O Irã mantém sua posição buscando garantir um novo status quo no Estreito onde seja reconhecida maior influência em relação ao tráfego marítimo global.
A Persistência do Conflito
Os Estados Unidos retomaram ataques após o fracasso recente de cessar fogo, alegando iranianos estariam atacando embarcações.
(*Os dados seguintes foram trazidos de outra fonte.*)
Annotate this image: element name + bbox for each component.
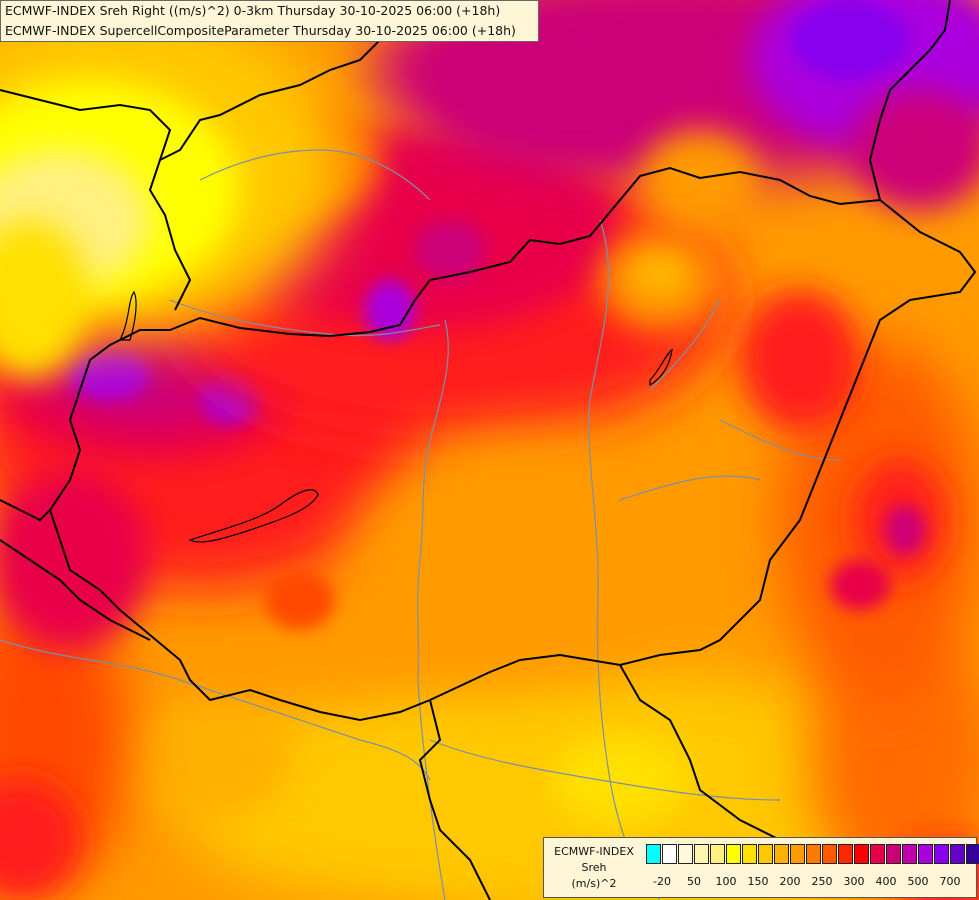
legend-tick: 700 [939,875,961,888]
legend-swatch [934,844,949,864]
legend-swatch [662,844,677,864]
legend-swatch [902,844,917,864]
legend-tick: 100 [715,875,737,888]
legend-label-line2: Sreh [581,861,607,874]
legend-tick: 250 [811,875,833,888]
legend-swatch [806,844,821,864]
legend-swatch [838,844,853,864]
legend-tick: 300 [843,875,865,888]
legend-ticks: -20 50 100 150 200 250 300 400 500 700 [646,875,976,891]
legend-swatch [726,844,741,864]
legend-swatch [710,844,725,864]
legend-label-line1: ECMWF-INDEX [554,845,634,858]
legend-swatch [678,844,693,864]
map-title-line1: ECMWF-INDEX Sreh Right ((m/s)^2) 0-3km T… [5,3,501,18]
legend-swatch [822,844,837,864]
river-lines [0,149,841,900]
map-title-line2: ECMWF-INDEX SupercellCompositeParameter … [5,23,516,38]
legend-swatch [774,844,789,864]
legend-swatch [758,844,773,864]
legend-swatch [886,844,901,864]
legend-swatch [918,844,933,864]
legend-label-line3: (m/s)^2 [571,877,617,890]
legend-tick: -20 [653,875,671,888]
legend-tick: 500 [907,875,929,888]
legend-tick: 400 [875,875,897,888]
legend-swatch [790,844,805,864]
color-legend: ECMWF-INDEX Sreh (m/s)^2 -20 50 100 150 200 2… [543,837,979,898]
legend-tick: 200 [779,875,801,888]
legend-swatch [694,844,709,864]
legend-swatch [966,844,979,864]
legend-swatch [742,844,757,864]
legend-label: ECMWF-INDEX Sreh (m/s)^2 [544,844,644,892]
legend-color-bar [646,844,979,866]
legend-tick: 50 [687,875,701,888]
legend-tick: 150 [747,875,769,888]
map-title-box: ECMWF-INDEX Sreh Right ((m/s)^2) 0-3km T… [0,0,539,42]
legend-swatch [950,844,965,864]
legend-swatch [854,844,869,864]
legend-swatch [646,844,661,864]
legend-swatch [870,844,885,864]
Os americanos afirmam ter como principal objetivo impedir que Teerã obtenha capacidade nuclear e realizaram uma série contínua de ações militares contra infraestrutura iraniana desde 202
Em resposta a essa pressão militar dos EUA — incluindo baseadas no Catar e nos Emirados Árabes —, Irão bloqueou parte da circulação em Ormuz com ataque esporádico aos navios. A análise aponta ainda que os confrontos entre Washington e o regime na região são vistos por ambos lados, inclusive pelo próprio Irã, um custo aceitável para concretizar ambições estratégicas.
A disposição do governo é tolerar riscos elevados visando manter seu poder nas negociações futuras sobre controle de passagem marítima.